In 2023, the ALCF AI Testbed expanded its offerings to the research community, with the addition of new Graphcore and Groq systems as well as upgraded Cerebras and SambaNova machines.
The testbed is a growing collection of some of the world’s most advanced AI accelerators available for open science. Designed to enable researchers to explore next-generation machine learning applications and workloads to advance AI for science, the systems are also helping the facility to gain a better understanding of how novel AI technologies can be integrated with traditional supercomputing systems powered by CPUs and GPUs.
The testbed’s newest additions give the ALCF user community access to new leading-edge platforms for data-intensive research projects.
- The new Graphcore Bow Pod64 is well-suited for both common and specialized machine learning applications, which will help to facilitate the use of new AI techniques and model types. The Graphcore Bow Pod64 relies on Intelligence Processing Units (IPUs). IPUs are designed to handle the computational demands of AI-driven tasks. These specialized accelerators are equipped with highly efficient memory architectures that include high-bandwidth memory and on-chip memory, and can more easily support specialized software frameworks and libraries necessary for AI workloads.
- The new GroqRack system brings inference-based solutions that will aid in using trained machine learning models to make predictions or discover patterns in complex data. Based on the Tensor Streaming Processor (TSP) architecture, the GroqChip processor includes advanced vector and matrix mathematical acceleration units, and provides for predictable and repeatable performance.
- The upgrade to a Cerebras Wafer-Scale Cluster WSE-2 optimizes the ALCF’s existing Cerebras CS-2 system to include two CS-2 engines, enabling near-perfect linear scaling of large language models (LLMs). This capability helps make extreme-scale AI substantially more manageable.
- The upgrade to a second-generation SambaNova DataScale SN30 system enables a wider range of AI-for-science applications, making massive AI models and datasets more tractable to users. In this system, each accelerator is allocated a terabyte of memory, which is ideal for applications involving LLMs as well as high-resolution imaging data from experimental facilities.
Together, the ALCF AI Testbed systems provide advanced data analysis capabilities that also support DOE’s efforts to develop an Integrated Research Infrastructure that seamlessly connects advanced computing resources with data-intensive experiments, such as light sources and fusion experiments, to accelerate the pace of discovery.
Scientists are leveraging the ALCF AI Testbed systems for a wide range of data-driven research campaigns. The following summaries provide a glimpse of some of the efforts that are benefitting from the AI accelerators’ advanced capabilities.

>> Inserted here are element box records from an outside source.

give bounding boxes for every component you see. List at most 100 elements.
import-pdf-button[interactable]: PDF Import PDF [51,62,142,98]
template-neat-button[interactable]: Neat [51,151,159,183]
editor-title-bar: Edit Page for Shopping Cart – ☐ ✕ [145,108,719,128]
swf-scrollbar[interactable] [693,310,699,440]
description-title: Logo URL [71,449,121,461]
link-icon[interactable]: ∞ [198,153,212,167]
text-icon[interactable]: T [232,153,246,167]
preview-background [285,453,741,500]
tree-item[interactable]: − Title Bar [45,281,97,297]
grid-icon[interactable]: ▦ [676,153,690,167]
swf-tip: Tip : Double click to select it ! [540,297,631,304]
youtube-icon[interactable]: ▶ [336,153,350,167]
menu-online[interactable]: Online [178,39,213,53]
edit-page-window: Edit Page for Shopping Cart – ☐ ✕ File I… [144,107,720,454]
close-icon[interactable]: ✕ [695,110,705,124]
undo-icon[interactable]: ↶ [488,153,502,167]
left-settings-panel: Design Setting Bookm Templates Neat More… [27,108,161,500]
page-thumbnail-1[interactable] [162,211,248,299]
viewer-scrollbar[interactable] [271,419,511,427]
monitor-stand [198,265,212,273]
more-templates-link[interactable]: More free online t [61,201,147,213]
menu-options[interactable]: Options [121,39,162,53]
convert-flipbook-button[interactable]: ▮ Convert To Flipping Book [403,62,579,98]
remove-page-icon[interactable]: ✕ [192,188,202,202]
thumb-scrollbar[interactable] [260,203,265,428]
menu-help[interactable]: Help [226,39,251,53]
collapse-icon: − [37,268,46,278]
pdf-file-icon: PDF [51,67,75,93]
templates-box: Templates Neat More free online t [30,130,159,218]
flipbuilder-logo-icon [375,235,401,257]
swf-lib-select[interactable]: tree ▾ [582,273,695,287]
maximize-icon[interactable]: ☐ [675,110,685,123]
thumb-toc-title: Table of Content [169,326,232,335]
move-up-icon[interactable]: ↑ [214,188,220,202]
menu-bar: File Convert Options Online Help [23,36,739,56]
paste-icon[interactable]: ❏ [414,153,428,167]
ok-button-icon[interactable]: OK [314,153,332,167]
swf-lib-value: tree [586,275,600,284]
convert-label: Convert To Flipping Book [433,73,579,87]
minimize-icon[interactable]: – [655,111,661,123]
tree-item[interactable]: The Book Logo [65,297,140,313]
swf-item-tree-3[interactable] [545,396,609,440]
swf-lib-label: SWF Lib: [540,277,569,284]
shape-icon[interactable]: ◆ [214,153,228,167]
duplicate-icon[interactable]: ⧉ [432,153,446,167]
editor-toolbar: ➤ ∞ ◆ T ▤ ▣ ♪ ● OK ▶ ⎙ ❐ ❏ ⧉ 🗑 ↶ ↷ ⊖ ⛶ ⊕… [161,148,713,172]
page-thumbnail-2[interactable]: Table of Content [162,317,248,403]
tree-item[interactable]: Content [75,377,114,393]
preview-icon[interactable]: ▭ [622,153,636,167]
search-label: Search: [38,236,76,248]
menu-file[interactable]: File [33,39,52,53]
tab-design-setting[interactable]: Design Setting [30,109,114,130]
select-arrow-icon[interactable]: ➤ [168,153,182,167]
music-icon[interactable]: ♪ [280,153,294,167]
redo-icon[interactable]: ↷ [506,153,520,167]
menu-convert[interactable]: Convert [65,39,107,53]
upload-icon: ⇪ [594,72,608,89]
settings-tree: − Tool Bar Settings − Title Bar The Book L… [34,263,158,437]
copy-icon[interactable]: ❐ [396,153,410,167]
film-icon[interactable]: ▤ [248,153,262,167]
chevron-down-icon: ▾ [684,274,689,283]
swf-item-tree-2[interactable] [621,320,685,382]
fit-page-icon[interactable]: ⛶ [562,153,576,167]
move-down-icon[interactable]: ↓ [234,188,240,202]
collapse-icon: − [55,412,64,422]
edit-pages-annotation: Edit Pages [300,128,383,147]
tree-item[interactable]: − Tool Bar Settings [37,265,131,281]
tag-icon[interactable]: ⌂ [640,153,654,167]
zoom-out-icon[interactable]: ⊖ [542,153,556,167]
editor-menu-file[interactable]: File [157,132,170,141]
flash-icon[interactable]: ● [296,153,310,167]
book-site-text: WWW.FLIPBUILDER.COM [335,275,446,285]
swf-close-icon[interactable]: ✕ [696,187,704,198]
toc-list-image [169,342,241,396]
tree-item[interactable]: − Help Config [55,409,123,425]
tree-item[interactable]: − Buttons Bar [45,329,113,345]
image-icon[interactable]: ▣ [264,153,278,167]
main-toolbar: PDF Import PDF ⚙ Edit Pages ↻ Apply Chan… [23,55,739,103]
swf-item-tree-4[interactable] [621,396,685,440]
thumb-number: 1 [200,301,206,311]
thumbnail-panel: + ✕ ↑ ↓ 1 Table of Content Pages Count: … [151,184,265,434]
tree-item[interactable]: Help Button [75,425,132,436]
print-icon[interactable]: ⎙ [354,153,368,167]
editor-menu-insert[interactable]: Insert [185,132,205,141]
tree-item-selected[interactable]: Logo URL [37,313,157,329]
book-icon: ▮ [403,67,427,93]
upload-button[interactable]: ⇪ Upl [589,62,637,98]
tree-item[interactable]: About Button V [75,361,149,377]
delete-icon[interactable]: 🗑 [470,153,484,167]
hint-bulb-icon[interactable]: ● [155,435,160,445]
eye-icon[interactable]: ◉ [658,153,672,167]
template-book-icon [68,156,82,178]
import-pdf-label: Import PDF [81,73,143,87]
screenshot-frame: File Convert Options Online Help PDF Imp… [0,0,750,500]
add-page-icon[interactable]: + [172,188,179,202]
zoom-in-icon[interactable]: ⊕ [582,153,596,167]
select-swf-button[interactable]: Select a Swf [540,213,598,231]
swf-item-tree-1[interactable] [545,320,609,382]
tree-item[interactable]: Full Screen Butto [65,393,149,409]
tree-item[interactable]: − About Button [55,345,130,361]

Experimental Data Analysis
Argonne researchers are leveraging multiple ALCF AI Testbed systems to accelerate and scale deep learning models to aid the analysis of X-ray data obtained at Argonne’s Advanced Photon Source (APS). The team is using the ALCF AI Testbed to train models — too large to run on a single GPU — to generate improved 3D images from x-ray data.
They are also exploring the use of the ALCF’s AI platforms for fast-inference applications. Their work has yielded some promising initial results, with various models (PtychoNN, BraggNN, and AutoPhaseNN) showing speedups over traditional supercomputers. ALCF and vendor software teams are collaborating with the APS team to achieve further advances.
Neural Networks
Graph neural networks (GNNs) are powerful machine learning tools that can process and learn from data represented as graphs. GNNs are being used for research in several areas, including molecular design, financial data, and social networks. ALCF researchers are working to compare the performance of GNN models across multiple ALCF AI Testbed accelerators. With a focus on inference, the team is examining which GNN-specific operators or kernels, as a result of increasing numbers of parameters or batch sizes, can create computational bottlenecks that affect overall runtime.
COVID-19 Research
An Argonne-led team relied on the ALCF AI Testbed when using LLMs to discover SARS-CoV-2 variants. Their workflow leveraged AI accelerators alongside GPU-accelerated systems including the ALCF’s Polaris supercomputer. One of the critical problems the team had to overcome was how to manage extensive genomic sequences, the size of which can overwhelm many computing systems when establishing foundation models. The learning-optimized architecture of the ALCF AI Testbed systems was key for accelerating the training process. The team’s research resulted in the 2022 Gordon Bell Award Special Prize for COVID-19 Research.
Battery Materials
Argonne scientists are leveraging the ALCF AI Testbed to aid in the development of an application that combines two types of computations for research into potential battery materials: (1) running physics simulations of molecules under redox and (2) training a machine learning model that predicts that energy quantity. The application uses the machine learning model to predict the outcomes of the redox simulations, helping to identify molecules with the desired capacity for energy storage. The ALCF AI Testbed has enabled shortened latency when cycling between the execution of a new calculation that yields additional training data and when that model is used to select the next calculation.